Differences between AI and ML

Artificial Intelligence (AI) and Machine Learning (ML) are not interchangeable terms although they are often used as such. AI refers to the idea of machines being capable of acting in smart ways. ML is an application of AI, which works under the assumption that we should just give machines data and that they should learn for themselves.

Applied and General AI

There are two different types of AI, applied and general, each of which has a different purpose. Applied AI is commonly used in trading stocks and shares or in self-driving cars. Generalized AI is a little more complex, this type of AI is present in devices or systems that could theoretically complete any task.

Machine Learning

It is the area of generalized AI which brings us Machine Learning, an exciting new avenue for the field. Instead of teaching computers large amounts of information, ML seeks to teach computers how to learn on their own. The internet has been a driving force in the development of ML because it produces, gathers, and stores incredible amounts of information.

Neural networks – computer systems which group information in the way that human minds do – have been critical to the development of ML. These help computers to think about things and understand the world like a human while staying as accurate, fast, and impartial as a computer. Interestingly, neural networks can help a computer to see images and organize them according to elements they contain.

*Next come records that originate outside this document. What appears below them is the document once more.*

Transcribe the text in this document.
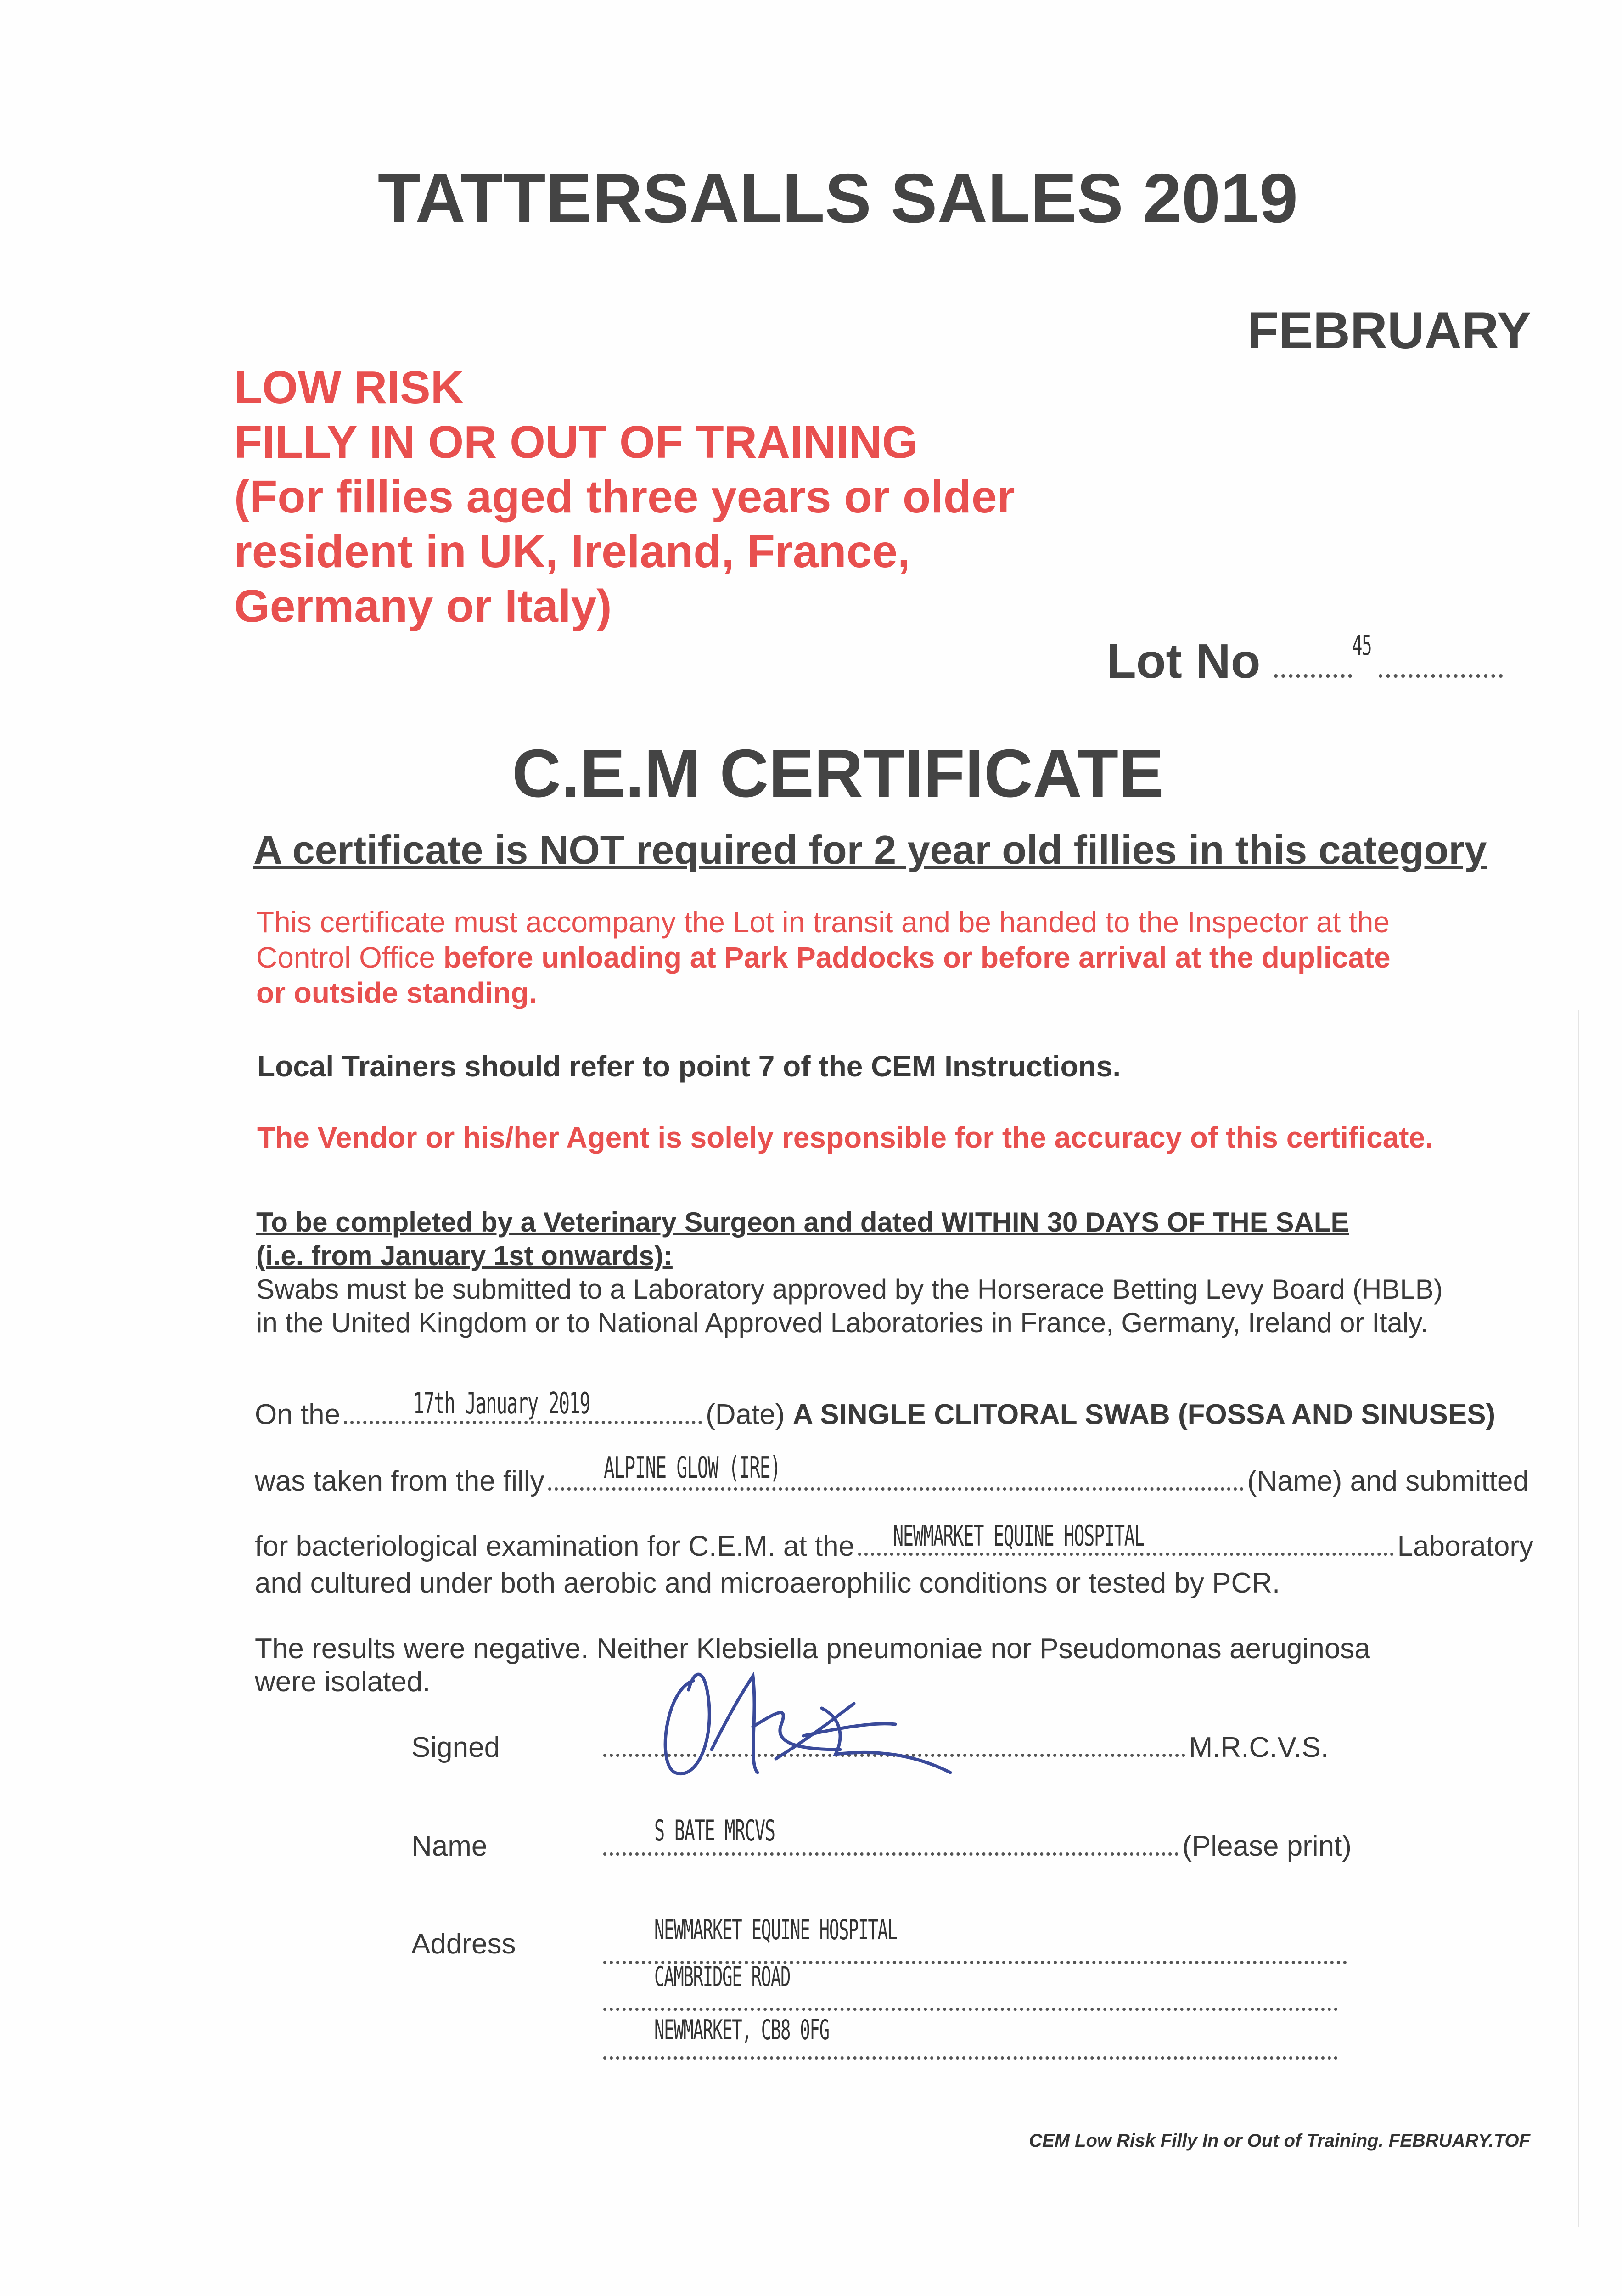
TATTERSALLS SALES 2019
FEBRUARY
LOW RISK
FILLY IN OR OUT OF TRAINING
(For fillies aged three years or older
resident in UK, Ireland, France,
Germany or Italy)
Lot No	45
C.E.M CERTIFICATE
A certificate is NOT required for 2 year old fillies in this category
This certificate must accompany the Lot in transit and be handed to the Inspector at the
Control Office before unloading at Park Paddocks or before arrival at the duplicate
or outside standing.
Local Trainers should refer to point 7 of the CEM Instructions.
The Vendor or his/her Agent is solely responsible for the accuracy of this certificate.
To be completed by a Veterinary Surgeon and dated WITHIN 30 DAYS OF THE SALE
(i.e. from January 1st onwards):
Swabs must be submitted to a Laboratory approved by the Horserace Betting Levy Board (HBLB)
in the United Kingdom or to National Approved Laboratories in France, Germany, Ireland or Italy.
On the	(Date)
A SINGLE CLITORAL SWAB (FOSSA AND SINUSES)
17th January 2019
was taken from the filly	(Name) and submitted
ALPINE GLOW (IRE)
for bacteriological examination for C.E.M. at the	Laboratory
NEWMARKET EQUINE HOSPITAL
and cultured under both aerobic and microaerophilic conditions or tested by PCR.
The results were negative. Neither Klebsiella pneumoniae nor Pseudomonas aeruginosa
were isolated.
Signed	M.R.C.V.S.
Name	(Please print)
S BATE MRCVS
Address	NEWMARKET EQUINE HOSPITAL
CAMBRIDGE ROAD
NEWMARKET, CB8 0FG
CEM Low Risk Filly In or Out of Training. FEBRUARY.TOF
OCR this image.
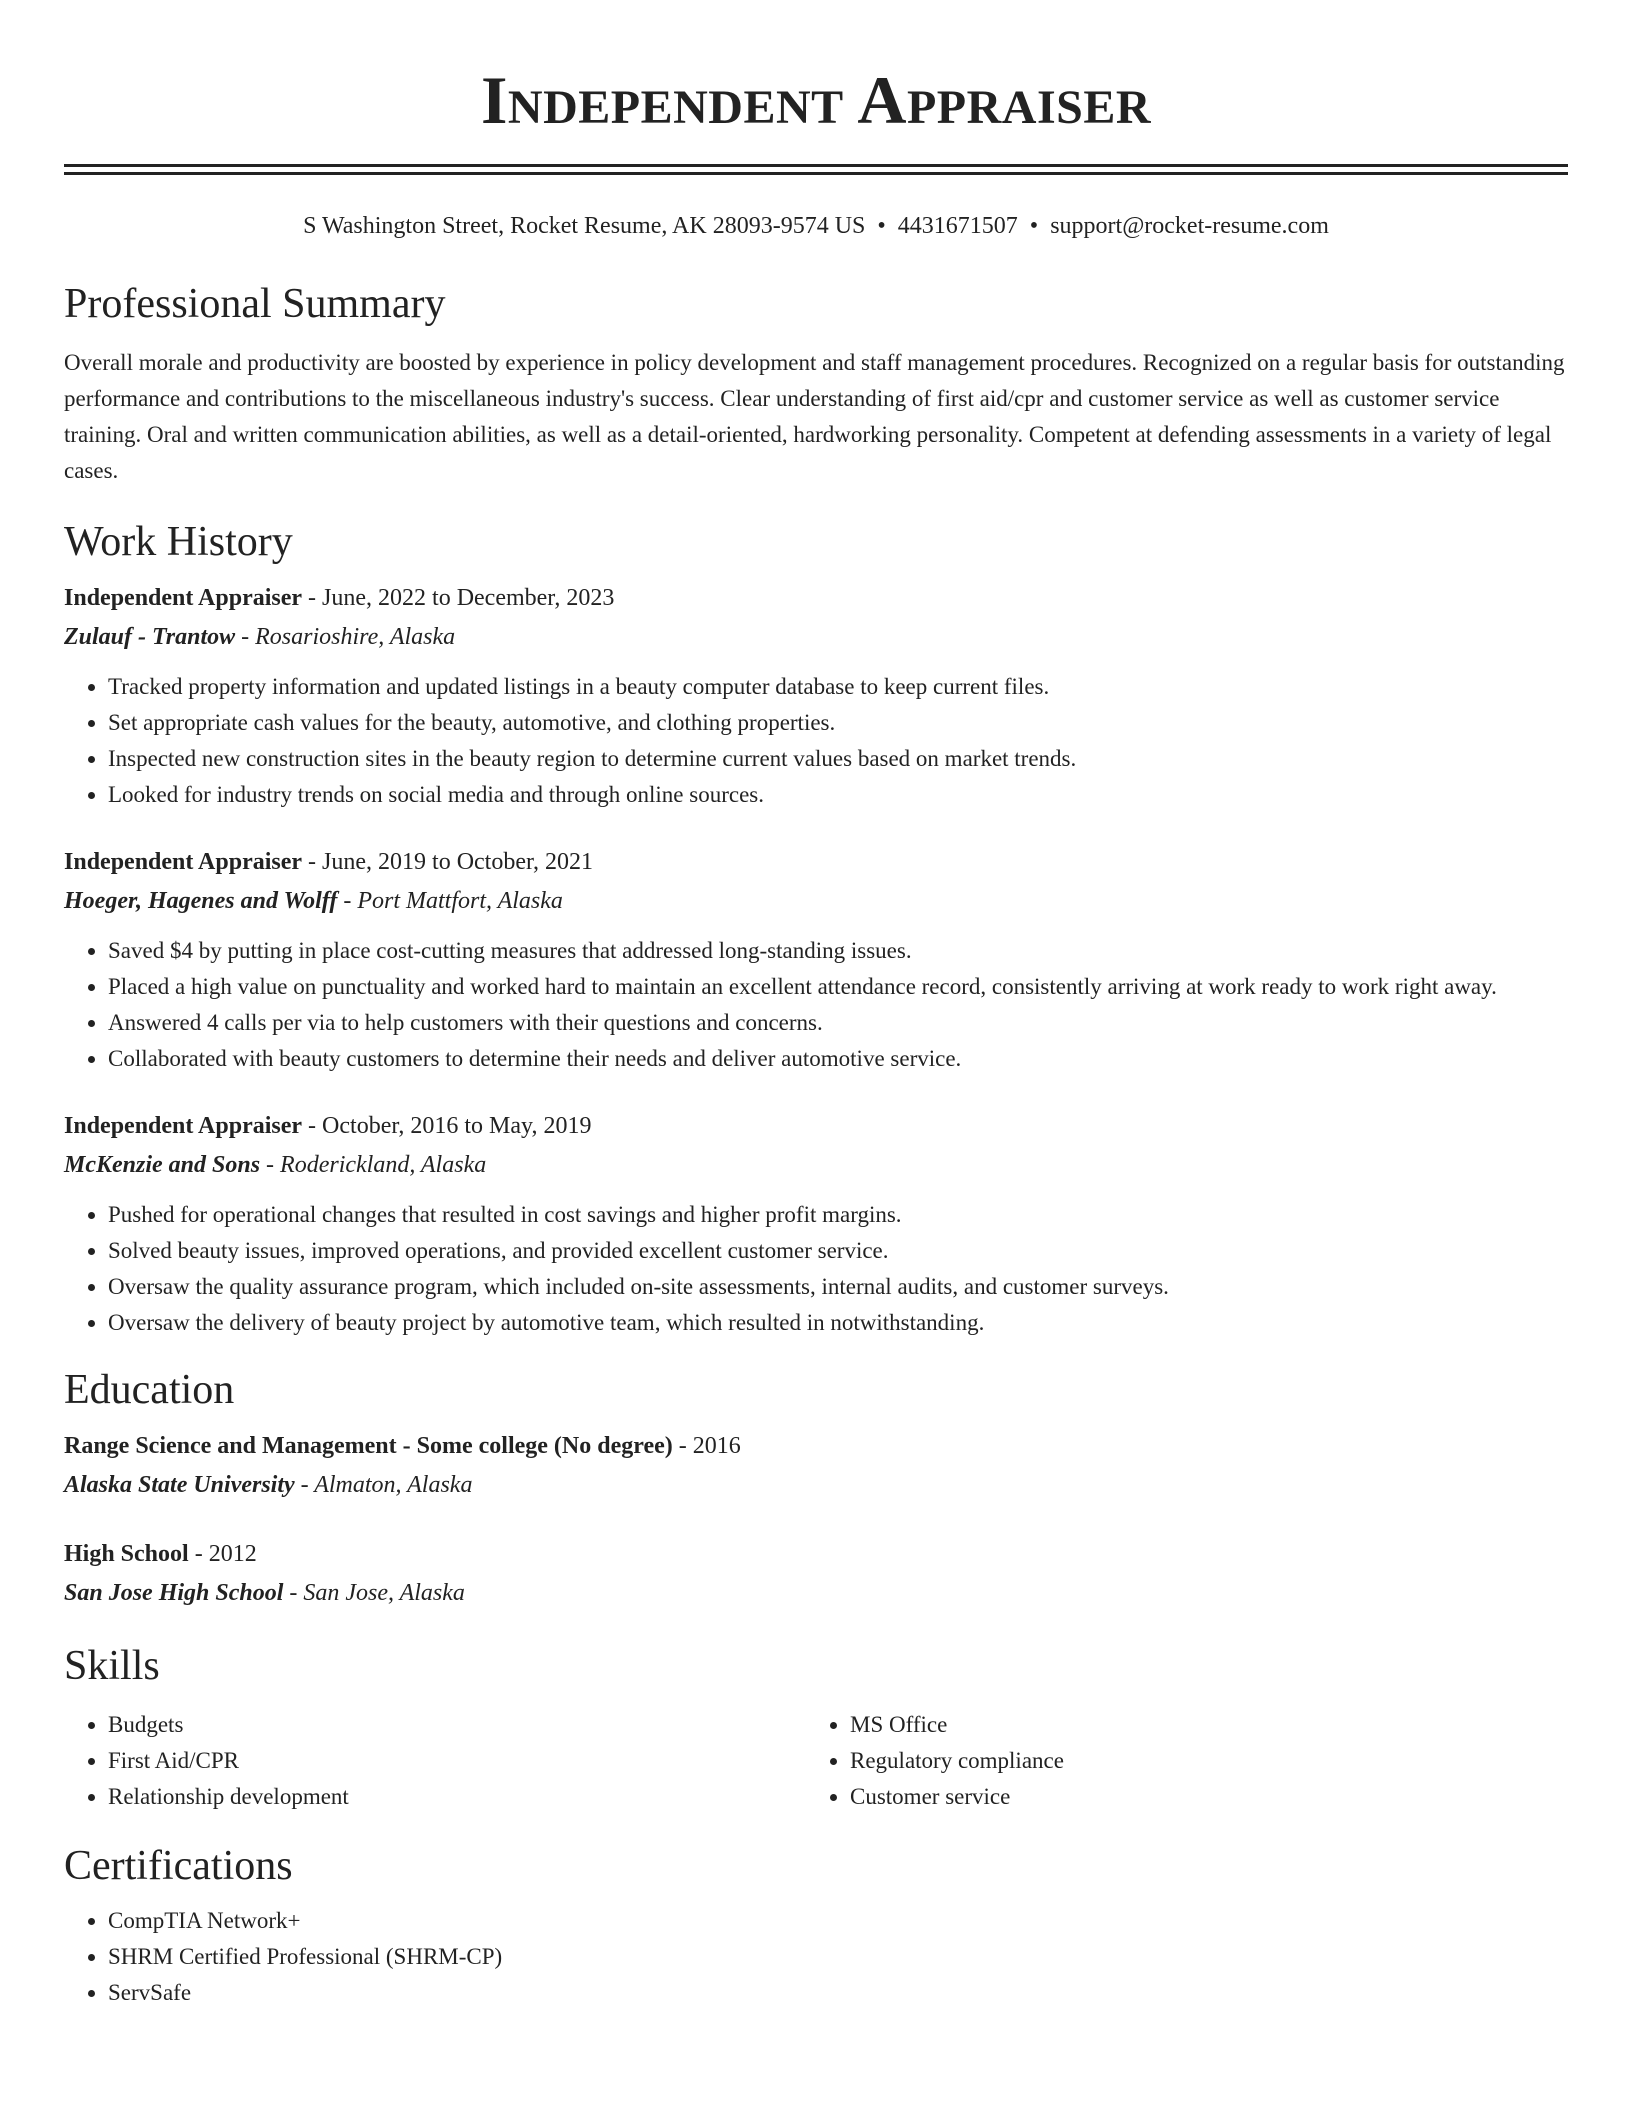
Independent Appraiser
S Washington Street, Rocket Resume, AK 28093-9574 US • 4431671507 • support@rocket-resume.com
Professional Summary

Overall morale and productivity are boosted by experience in policy development and staff management procedures. Recognized on a regular basis for outstanding performance and contributions to the miscellaneous industry's success. Clear understanding of first aid/cpr and customer service as well as customer service training. Oral and written communication abilities, as well as a detail-oriented, hardworking personality. Competent at defending assessments in a variety of legal cases.

Work History
Independent Appraiser - June, 2022 to December, 2023
Zulauf - Trantow - Rosarioshire, Alaska
• Tracked property information and updated listings in a beauty computer database to keep current files.
• Set appropriate cash values for the beauty, automotive, and clothing properties.
• Inspected new construction sites in the beauty region to determine current values based on market trends.
• Looked for industry trends on social media and through online sources.
Independent Appraiser - June, 2019 to October, 2021
Hoeger, Hagenes and Wolff - Port Mattfort, Alaska
• Saved $4 by putting in place cost-cutting measures that addressed long-standing issues.
• Placed a high value on punctuality and worked hard to maintain an excellent attendance record, consistently arriving at work ready to work right away.
• Answered 4 calls per via to help customers with their questions and concerns.
• Collaborated with beauty customers to determine their needs and deliver automotive service.
Independent Appraiser - October, 2016 to May, 2019
McKenzie and Sons - Roderickland, Alaska
• Pushed for operational changes that resulted in cost savings and higher profit margins.
• Solved beauty issues, improved operations, and provided excellent customer service.
• Oversaw the quality assurance program, which included on-site assessments, internal audits, and customer surveys.
• Oversaw the delivery of beauty project by automotive team, which resulted in notwithstanding.
Education
Range Science and Management - Some college (No degree) - 2016
Alaska State University - Almaton, Alaska
High School - 2012
San Jose High School - San Jose, Alaska
Skills
• Budgets
• First Aid/CPR
• Relationship development
• MS Office
• Regulatory compliance
• Customer service
Certifications
• CompTIA Network+
• SHRM Certified Professional (SHRM-CP)
• ServSafe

ML is based on probability. When data is fed into the system, the computer can make predictions, decisions, or statements with some amount of certainty. Feedback is given to the machine about whether the decision it made was correct, and it can learn and revise its answer for the future.

ML systems can do many interesting things. They can read text in the tone the writer was going for, they can listen to music and categorize it by mood, and they might even be able to write their own music to produce a similar feeling.

Natural Language Processing

We should also be able to talk to computers as naturally as we could another person. This is becoming more and more possible with another type of AI, Natural Language Processing (NLP). ML can be used to help computers understand the incredible nuances of language, and to answer in a way that humans can understand.

Many experts have thought that human-like AI is inevitable, and we are currently moving towards that goal very quickly. A great amount of the progress that we have seen in recent years is thanks to ML changing the ways in which we think AI will work.